Lifestyle, not land use, is what really irked many of the opponents of a proposed adult-only alternative campground, believes the woman behind the project.
Red Deer County’s municipal planning commission on Tuesday turned down Raven Archer-Burgess’s application for a 20-site campground on 131 acres of her land a few kilometres west of Dickson.
About a dozen area residents spoke out against the proposal for Ravencrest Manor Estates, several arguing the adults-only nature of Archer-Burgess’s proposed recreation spot was inappropriate for an area with nearby families and young children.
Others had more routine worries, such as traffic, dust control and the impact of so many visitors on a small local lake.
A yet-unapproved music festival proposed for next month was also a source of concern for some residents.
Archer-Burgess said no one appears to have been bothered by what has gone on there in the past.
“For the last 11 years, I’ve been holding parties up here for my private LGBTQ family and kink family and nothing was said.
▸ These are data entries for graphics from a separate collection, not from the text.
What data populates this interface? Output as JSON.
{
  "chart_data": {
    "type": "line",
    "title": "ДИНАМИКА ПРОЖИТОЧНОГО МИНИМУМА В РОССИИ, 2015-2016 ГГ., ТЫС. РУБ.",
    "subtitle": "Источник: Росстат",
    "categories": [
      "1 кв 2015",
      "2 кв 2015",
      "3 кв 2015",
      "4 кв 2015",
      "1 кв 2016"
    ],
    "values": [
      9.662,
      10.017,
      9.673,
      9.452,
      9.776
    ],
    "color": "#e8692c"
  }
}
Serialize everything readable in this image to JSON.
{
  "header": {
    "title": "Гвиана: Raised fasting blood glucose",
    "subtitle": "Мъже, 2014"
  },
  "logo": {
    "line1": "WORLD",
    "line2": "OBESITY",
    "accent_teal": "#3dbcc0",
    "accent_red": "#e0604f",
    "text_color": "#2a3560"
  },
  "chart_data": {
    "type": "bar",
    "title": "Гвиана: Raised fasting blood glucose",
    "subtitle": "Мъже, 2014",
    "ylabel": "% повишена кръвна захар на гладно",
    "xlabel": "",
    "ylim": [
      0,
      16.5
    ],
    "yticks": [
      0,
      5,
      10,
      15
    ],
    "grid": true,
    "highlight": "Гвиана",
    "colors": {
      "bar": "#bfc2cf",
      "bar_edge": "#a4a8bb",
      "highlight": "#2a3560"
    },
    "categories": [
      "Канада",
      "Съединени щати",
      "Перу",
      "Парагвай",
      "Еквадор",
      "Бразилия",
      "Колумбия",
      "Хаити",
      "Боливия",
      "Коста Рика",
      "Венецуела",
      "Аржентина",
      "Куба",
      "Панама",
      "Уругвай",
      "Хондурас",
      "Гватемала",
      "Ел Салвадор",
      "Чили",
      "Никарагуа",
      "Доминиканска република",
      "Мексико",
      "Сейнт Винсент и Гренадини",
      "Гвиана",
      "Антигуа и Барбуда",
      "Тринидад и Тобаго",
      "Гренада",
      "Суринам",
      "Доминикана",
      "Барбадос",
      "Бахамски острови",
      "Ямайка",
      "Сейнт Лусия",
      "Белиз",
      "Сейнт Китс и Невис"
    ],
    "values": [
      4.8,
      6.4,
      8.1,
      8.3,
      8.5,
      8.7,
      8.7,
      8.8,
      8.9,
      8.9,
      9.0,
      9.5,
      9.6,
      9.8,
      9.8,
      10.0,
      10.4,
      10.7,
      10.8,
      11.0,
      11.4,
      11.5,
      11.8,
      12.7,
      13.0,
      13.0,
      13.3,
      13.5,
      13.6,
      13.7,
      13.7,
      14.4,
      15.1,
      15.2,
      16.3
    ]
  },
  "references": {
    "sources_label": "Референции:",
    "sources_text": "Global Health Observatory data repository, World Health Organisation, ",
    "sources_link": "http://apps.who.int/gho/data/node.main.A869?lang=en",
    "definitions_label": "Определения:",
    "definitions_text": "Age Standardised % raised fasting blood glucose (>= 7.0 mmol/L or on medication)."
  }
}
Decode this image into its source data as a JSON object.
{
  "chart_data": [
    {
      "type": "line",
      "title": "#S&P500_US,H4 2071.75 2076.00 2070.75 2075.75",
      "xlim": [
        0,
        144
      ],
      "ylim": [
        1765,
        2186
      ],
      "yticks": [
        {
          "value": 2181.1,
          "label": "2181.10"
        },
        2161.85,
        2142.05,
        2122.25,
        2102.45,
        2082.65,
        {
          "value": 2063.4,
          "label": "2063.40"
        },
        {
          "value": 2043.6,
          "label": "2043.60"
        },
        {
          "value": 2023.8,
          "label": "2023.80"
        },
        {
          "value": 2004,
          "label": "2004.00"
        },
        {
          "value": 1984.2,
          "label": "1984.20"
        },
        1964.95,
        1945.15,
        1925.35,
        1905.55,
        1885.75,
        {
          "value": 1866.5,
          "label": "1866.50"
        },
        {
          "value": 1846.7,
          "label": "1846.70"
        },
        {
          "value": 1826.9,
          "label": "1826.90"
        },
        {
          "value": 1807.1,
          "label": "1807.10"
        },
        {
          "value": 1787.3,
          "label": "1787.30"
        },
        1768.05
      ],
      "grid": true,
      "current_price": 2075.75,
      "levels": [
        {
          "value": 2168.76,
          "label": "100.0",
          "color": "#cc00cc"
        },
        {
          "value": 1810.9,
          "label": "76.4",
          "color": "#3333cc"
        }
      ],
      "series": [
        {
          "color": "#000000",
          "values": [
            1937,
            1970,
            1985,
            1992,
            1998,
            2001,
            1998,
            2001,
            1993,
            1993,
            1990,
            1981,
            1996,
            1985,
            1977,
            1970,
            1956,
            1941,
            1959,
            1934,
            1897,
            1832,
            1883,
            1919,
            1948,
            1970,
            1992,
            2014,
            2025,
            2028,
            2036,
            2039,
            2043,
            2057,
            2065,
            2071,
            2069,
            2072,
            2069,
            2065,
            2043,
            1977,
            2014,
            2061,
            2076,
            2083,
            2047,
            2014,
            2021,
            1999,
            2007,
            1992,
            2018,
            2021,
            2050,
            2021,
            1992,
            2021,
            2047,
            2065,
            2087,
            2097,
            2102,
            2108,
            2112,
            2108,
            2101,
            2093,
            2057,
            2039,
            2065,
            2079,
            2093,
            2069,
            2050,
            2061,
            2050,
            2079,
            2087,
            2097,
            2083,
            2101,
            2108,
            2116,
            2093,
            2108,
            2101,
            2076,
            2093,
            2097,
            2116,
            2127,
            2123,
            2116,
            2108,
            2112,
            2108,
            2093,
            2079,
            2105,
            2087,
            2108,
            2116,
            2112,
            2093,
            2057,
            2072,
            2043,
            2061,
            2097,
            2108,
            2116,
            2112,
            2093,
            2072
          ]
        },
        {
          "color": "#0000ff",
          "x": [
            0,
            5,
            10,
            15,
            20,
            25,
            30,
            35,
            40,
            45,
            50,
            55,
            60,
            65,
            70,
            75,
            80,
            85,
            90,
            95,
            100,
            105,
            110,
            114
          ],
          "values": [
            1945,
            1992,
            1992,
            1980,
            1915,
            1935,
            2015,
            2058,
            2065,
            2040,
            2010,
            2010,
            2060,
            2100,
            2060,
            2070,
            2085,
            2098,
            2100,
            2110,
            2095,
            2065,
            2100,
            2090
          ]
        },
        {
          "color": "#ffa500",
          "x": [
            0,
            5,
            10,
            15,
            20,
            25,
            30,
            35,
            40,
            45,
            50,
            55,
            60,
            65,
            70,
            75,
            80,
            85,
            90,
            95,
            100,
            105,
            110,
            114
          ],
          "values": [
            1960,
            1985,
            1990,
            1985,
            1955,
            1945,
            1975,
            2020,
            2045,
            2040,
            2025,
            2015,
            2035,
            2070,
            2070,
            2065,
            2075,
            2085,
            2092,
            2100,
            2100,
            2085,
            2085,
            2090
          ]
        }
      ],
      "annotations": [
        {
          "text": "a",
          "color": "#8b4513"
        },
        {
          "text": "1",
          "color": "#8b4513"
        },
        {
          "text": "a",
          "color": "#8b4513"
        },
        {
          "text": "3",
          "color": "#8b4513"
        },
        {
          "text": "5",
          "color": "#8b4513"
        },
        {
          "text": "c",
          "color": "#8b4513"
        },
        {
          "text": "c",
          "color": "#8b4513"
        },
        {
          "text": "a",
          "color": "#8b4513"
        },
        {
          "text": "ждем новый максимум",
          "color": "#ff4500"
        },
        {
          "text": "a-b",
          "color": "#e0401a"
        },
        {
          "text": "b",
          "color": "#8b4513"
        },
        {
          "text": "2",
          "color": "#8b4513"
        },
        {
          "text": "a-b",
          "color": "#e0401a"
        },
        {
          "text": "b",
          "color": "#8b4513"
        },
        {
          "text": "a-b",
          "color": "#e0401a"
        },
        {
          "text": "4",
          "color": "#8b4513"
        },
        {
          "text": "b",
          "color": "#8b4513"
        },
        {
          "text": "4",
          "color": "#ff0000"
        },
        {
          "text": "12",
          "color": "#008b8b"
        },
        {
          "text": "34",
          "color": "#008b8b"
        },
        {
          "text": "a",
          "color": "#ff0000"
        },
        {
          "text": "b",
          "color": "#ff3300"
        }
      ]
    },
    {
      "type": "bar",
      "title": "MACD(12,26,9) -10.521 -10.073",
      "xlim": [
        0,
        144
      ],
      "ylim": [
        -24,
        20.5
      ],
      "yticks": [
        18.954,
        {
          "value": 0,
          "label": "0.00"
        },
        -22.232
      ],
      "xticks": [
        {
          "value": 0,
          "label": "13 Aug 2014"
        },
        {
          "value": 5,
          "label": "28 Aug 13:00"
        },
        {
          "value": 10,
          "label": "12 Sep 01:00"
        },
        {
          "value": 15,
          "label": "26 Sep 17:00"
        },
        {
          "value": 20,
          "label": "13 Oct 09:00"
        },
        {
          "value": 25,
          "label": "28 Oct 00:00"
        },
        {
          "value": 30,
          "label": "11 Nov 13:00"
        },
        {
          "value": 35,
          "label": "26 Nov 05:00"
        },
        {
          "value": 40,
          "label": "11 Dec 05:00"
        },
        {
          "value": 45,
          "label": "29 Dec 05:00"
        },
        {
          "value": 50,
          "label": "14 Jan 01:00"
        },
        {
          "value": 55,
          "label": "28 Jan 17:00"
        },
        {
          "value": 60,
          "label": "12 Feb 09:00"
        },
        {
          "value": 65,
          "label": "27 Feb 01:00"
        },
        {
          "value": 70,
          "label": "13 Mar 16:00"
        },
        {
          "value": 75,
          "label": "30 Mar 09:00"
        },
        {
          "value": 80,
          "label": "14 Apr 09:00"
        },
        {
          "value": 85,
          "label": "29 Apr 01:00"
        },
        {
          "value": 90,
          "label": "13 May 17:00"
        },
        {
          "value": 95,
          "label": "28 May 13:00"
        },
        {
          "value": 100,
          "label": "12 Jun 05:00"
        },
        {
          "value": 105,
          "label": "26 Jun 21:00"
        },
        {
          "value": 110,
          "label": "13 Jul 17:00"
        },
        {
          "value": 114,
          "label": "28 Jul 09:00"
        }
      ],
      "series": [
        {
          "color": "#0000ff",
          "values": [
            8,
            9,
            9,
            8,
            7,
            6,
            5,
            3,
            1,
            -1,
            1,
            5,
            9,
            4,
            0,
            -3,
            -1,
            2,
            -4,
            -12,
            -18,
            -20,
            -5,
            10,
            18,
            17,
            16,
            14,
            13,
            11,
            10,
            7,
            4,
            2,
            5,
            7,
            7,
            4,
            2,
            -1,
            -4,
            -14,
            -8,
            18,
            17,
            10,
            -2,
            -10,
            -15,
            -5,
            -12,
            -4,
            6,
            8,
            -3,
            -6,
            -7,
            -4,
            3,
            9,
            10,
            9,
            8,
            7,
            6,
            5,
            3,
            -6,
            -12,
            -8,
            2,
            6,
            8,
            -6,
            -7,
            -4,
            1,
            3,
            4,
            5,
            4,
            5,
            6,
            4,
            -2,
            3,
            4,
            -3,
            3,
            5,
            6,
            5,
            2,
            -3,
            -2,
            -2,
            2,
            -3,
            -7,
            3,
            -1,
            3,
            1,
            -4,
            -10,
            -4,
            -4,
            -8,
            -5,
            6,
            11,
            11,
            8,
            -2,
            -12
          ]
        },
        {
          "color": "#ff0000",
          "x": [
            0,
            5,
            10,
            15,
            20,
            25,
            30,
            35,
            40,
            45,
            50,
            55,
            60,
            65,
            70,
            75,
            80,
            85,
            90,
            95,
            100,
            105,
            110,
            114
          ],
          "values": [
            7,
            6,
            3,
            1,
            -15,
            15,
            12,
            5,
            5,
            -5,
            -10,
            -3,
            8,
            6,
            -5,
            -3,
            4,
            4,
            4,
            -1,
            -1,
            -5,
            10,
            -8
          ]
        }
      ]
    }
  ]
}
There wasn’t one complaint, not one,” she said in an interview Thursday.
Ravencrest’s website is up front about what sort of clientele would find a welcoming getaway there.
“We are a closed-polyamorous leather/LGBTQ family of 420 friendly, sex positive, alternative lifestyle facilitators with over 20 years experience in our adult alternative lifestyle communities.”
In unanimously rejecting the application, the planning commission, which is comprised of all members of council, said the campground application did not meet land use bylaw regulations because there was no permanent residence on site and the property had been previously subdivided.
Several councillors emphasized they did not make their decision based on the lifestyle choices of Archer-Burgess, saying it was none of the planning commission’s business.
Archer-Burgess is not buying that explanation, saying relaxation to the rules has been allowed for others.
In a statement she posted on social media, she says: “we all know the real reason, the neighbours ALL complained about what we would be doing up here, which is not visible from any vantage point, unless they trespass or they are flying around taking pictures (like they tried to show at council).
“They tried using my lifestyle as a reason and comparing it to criminal activity. They don’t want my gay ass friends in their community.”
Plenty of people weighed in on social media when the story started making the rounds. Many of them questioning what the big deal was about Archer-Burgess’s plans and whose business it was to dictate what others do on their property.
“Pretty soon they will want to control who and when a person has for guests in their own home…” wrote one.
Archer-Burgess said in an interview she appreciated the support, but hasn’t decided if she will appeal.
“I’m just kind of taking it one day at a time.”
“Unless we have more support, there’s really not much I want to do. I don’t want to go too hard against the community, because I love my community.
“But I need to make a living and this is the only thing I can come up with now.”
She wasn’t planning to publicize her campground widely. By setting up a campground, she hoped that the groups who visit would not have to take out $500 event applications whenever they wanted to get together for a function.